Authors of a new South Korean study recommend the use of steroids and antihistamines to prevent recurrences of delayed allergic reactions to a form of radiocontrast media (RCM) used in imaging such as CT scans.
“Our study revealed that pharmacological prevention using steroids and/or antihistamines was effective in most patients, except in a few with severe previous reactions,” they write. Their findings were published online July 1 in the World Allergy Organization Journal.
According to the study, which was led by Prof Jung-Hyun Kim, Seoul National University College of Medicine, Seoul, Republic of Korea, both immediate (within 1 hour) and delayed (after 1 hour) allergic reactions to RCM can occur following imaging procedures. In delayed reactions, mild maculopapular exanthema — a form of rash — is most common. Hives can also occur, and there are rare cases of drug-related eosinophilia, systemic symptoms, Stevens-Johnson syndrome, and toxic epidermal necrolysis.
“Most of these reactions are thought to be due to T cell–mediated mechanisms, and positive skin patch tests and lymphocyte transformation tests support this pathogenesis,” the study authors write. Most cases are mild and resolve on their own or with medication.
The authors launched the study to test strategies to prevent recurrence in patients who need more imaging. They retrospectively analyzed the medical records of 117 patients (mean age, 56.5 ± 12.5 years; 68% women) who sought to prevent recurrence of delayed allergic reactions after exposure to non-ionic, low-osmolar RCM.
The patients received steroids either before the imaging procedures, afterward, or both. Most received intravenous methylprednisolone 20 or 40 mg 1 hour before exposure. Most patients also received antihistamines to prevent pruritis.
Symptoms improved in 98% of 101 patients whose records were deemed appropriate for inclusion in the study. Symptoms worsened in only one patient.
Seventy patients had no allergic reactions. The 31 who did experience reactions were more likely to be older and female and to have had more severe symptoms previously. “The severity of the prior reaction was the most critical factor in determining the outcome of preventive measures, although the majority of patients with severe previous reactions showed favorable responses to the prevention,” the authors write.

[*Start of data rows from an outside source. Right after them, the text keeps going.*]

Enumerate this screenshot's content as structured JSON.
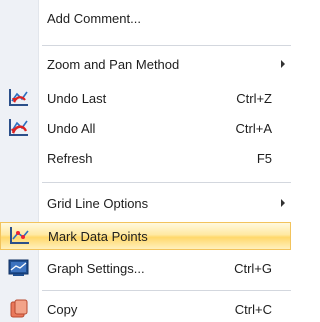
{
  "menu": {
    "items": [
      {
        "label": "Add Comment...",
        "shortcut": "",
        "submenu": false,
        "icon": ""
      },
      {
        "label": "Zoom and Pan Method",
        "shortcut": "",
        "submenu": true,
        "icon": ""
      },
      {
        "label": "Undo Last",
        "shortcut": "Ctrl+Z",
        "submenu": false,
        "icon": "undo-last-icon"
      },
      {
        "label": "Undo All",
        "shortcut": "Ctrl+A",
        "submenu": false,
        "icon": "undo-all-icon"
      },
      {
        "label": "Refresh",
        "shortcut": "F5",
        "submenu": false,
        "icon": ""
      },
      {
        "label": "Grid Line Options",
        "shortcut": "",
        "submenu": true,
        "icon": ""
      },
      {
        "label": "Mark Data Points",
        "shortcut": "",
        "submenu": false,
        "icon": "mark-data-points-icon",
        "highlighted": true
      },
      {
        "label": "Graph Settings...",
        "shortcut": "Ctrl+G",
        "submenu": false,
        "icon": "graph-settings-icon"
      },
      {
        "label": "Copy",
        "shortcut": "Ctrl+C",
        "submenu": false,
        "icon": "copy-icon"
      }
    ]
  },
  "colors": {
    "gutter": "#eef1f6",
    "highlight": "#ffe08a",
    "highlight_border": "#f2c35c",
    "separator": "#d3d7de"
  }
}
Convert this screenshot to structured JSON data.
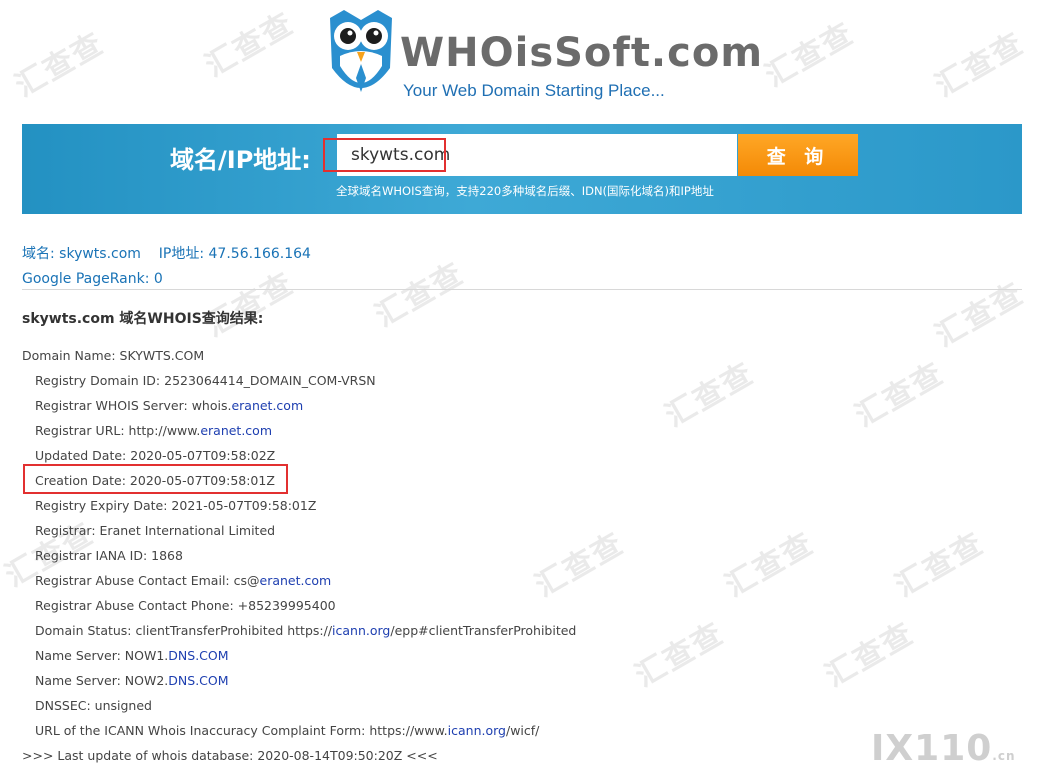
{
  "watermark": "汇查查",
  "logo": {
    "title": "WHOisSoft.com",
    "tagline": "Your Web Domain Starting Place..."
  },
  "search": {
    "label": "域名/IP地址:",
    "value": "skywts.com",
    "button": "查 询",
    "note": "全球域名WHOIS查询，支持220多种域名后缀、IDN(国际化域名)和IP地址"
  },
  "summary": {
    "domain_key": "域名:",
    "domain_value": "skywts.com",
    "ip_key": "IP地址:",
    "ip_value": "47.56.166.164",
    "pagerank": "Google PageRank: 0"
  },
  "result_title": "skywts.com 域名WHOIS查询结果:",
  "whois": {
    "domain_name": "Domain Name: SKYWTS.COM",
    "registry_domain_id": "Registry Domain ID: 2523064414_DOMAIN_COM-VRSN",
    "registrar_whois_server_prefix": "Registrar WHOIS Server: whois.",
    "registrar_whois_server_link": "eranet.com",
    "registrar_url_prefix": "Registrar URL: http://www.",
    "registrar_url_link": "eranet.com",
    "updated_date": "Updated Date: 2020-05-07T09:58:02Z",
    "creation_date": "Creation Date: 2020-05-07T09:58:01Z",
    "expiry_date": "Registry Expiry Date: 2021-05-07T09:58:01Z",
    "registrar": "Registrar: Eranet International Limited",
    "iana_id": "Registrar IANA ID: 1868",
    "abuse_email_prefix": "Registrar Abuse Contact Email: cs@",
    "abuse_email_link": "eranet.com",
    "abuse_phone": "Registrar Abuse Contact Phone: +85239995400",
    "status_prefix": "Domain Status: clientTransferProhibited https://",
    "status_link": "icann.org",
    "status_suffix": "/epp#clientTransferProhibited",
    "ns1_prefix": "Name Server: NOW1.",
    "ns1_link": "DNS.COM",
    "ns2_prefix": "Name Server: NOW2.",
    "ns2_link": "DNS.COM",
    "dnssec": "DNSSEC: unsigned",
    "icann_form_prefix": "URL of the ICANN Whois Inaccuracy Complaint Form: https://www.",
    "icann_form_link": "icann.org",
    "icann_form_suffix": "/wicf/",
    "last_update": ">>> Last update of whois database: 2020-08-14T09:50:20Z <<<"
  },
  "footer_logo": {
    "main": "IX110",
    "suffix": ".cn"
  },
  "colors": {
    "banner": "#2b98c9",
    "button": "#f48a06",
    "link": "#1e3fb0",
    "highlight": "#e23030"
  }
}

The researchers note several limitations to the study. There was no control group, although the authors point out that “it is difficult to re-administer RCM without any preventive measures in patients who had previously experienced hypersensitivity to RCM.” In addition, reactions were not diagnosed via patch tests, in vitro tests, or intravenous provocation.

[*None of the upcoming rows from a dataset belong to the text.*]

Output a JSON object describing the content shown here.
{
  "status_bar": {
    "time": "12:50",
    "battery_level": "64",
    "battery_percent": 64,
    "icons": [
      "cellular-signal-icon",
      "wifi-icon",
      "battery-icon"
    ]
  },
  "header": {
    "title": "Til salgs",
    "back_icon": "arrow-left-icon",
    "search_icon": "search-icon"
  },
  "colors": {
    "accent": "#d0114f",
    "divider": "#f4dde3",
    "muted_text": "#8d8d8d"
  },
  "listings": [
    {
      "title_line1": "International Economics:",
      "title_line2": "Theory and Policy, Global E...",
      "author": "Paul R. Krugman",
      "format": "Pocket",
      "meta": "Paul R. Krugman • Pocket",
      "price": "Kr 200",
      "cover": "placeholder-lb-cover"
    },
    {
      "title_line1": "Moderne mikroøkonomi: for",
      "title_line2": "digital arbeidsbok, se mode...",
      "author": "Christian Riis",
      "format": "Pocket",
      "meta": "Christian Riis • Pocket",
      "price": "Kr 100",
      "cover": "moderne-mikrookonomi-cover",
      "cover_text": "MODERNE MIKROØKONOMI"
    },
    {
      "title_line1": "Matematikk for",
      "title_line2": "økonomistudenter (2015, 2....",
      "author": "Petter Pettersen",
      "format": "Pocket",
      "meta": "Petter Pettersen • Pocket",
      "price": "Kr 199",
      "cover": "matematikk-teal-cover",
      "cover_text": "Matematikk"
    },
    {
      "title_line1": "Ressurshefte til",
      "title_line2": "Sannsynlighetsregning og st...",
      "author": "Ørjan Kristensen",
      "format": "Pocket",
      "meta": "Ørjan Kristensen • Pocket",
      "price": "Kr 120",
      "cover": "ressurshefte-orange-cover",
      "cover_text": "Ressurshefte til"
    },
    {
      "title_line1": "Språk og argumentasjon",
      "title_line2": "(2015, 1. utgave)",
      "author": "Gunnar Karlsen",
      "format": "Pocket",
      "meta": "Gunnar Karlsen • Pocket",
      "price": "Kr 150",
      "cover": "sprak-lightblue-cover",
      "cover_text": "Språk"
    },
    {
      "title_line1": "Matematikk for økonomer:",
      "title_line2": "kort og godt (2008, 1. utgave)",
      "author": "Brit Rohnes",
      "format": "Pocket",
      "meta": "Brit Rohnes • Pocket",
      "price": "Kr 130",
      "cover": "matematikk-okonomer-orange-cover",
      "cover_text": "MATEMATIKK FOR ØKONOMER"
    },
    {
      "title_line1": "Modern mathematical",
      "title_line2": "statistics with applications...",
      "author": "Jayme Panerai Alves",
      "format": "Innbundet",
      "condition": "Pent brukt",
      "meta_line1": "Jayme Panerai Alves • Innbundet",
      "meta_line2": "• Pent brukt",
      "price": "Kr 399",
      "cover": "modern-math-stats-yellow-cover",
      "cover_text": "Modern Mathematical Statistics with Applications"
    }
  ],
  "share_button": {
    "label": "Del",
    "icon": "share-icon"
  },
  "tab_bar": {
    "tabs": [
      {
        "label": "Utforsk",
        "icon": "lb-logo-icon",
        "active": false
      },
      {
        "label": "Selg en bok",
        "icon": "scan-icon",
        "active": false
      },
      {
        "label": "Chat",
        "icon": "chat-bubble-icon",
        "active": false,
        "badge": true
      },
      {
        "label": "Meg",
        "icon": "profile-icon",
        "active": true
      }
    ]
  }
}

The researchers note that a recent recommendation suggests that for patients who have experienced allergic reactions, skin tests can be helpful before they undergo more imaging. These tests can provide guidance as to whether patients can tolerate alternative forms of imaging.
The study authors also note that steroids can cause adverse effects. “However,” they write, “the total amount of steroids prescribed to patients was similar to the amount generally recommended for premedication for immediate RCM hypersensitivity reactions.”

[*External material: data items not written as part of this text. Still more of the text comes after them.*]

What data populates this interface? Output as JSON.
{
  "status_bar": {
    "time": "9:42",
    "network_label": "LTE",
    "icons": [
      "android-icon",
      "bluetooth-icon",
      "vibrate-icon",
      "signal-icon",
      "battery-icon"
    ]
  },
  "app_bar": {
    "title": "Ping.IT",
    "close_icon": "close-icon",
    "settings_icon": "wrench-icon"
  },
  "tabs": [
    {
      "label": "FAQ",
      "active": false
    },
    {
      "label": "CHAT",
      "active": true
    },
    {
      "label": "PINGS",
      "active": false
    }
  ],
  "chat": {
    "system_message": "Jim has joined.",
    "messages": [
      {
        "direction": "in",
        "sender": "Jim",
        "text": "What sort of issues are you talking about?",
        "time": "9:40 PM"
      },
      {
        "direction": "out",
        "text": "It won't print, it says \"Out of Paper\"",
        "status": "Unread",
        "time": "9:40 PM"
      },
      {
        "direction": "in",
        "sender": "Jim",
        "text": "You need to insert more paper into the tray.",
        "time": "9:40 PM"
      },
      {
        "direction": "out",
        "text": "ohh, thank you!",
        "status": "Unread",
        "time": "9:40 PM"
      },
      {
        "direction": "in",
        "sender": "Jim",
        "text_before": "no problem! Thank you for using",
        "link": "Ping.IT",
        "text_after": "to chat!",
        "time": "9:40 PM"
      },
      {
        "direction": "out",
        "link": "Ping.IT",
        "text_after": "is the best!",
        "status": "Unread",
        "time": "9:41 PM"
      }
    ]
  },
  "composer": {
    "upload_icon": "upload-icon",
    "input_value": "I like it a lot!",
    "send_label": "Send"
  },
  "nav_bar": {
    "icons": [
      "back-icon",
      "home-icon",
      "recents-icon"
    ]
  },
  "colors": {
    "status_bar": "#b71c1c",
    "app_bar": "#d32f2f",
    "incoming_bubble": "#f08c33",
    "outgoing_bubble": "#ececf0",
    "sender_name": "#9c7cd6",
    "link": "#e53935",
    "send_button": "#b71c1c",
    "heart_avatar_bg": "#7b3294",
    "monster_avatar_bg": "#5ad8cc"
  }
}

Study co-author Sae-Hoon Kim, MD, of Seoul National University Bundang Hospital, said in an interview with Medscape Medical News that the best approach is still to avoid RCM after a patient experiences a delayed allergic reaction. “However, if use of RCM is clinically [necessary] for diagnostic and therapeutic purpose, I would recommend giving steroids prior to exposure. Giving steroid afterwards would be optional for patients with a severe previous reaction or patients who had a breakthrough reaction even after premedication.”
In an interview with Medscape, immunologist Jonathan A. Bernstein, MD, professor of medicine at the University of Cincinnati, in Cincinnati, Ohio, said the new study is limited but useful. He was not involved in the study.
For patients who have previously experienced a delayed allergic reaction to RCM, Bernstein recommends pretreatment with 50 mg of prednisone 13 hours, 7 hours, and 1 hour before the procedure. However, there’s an absolute contraindication for patients who experienced Stevens-Johnson syndrome or toxic epidermal necrolysis after previous exposure, he said. For them, alternative imaging approaches are necessary.
No study funding was reported. The authors and Bernstein report no relevant financial relationships.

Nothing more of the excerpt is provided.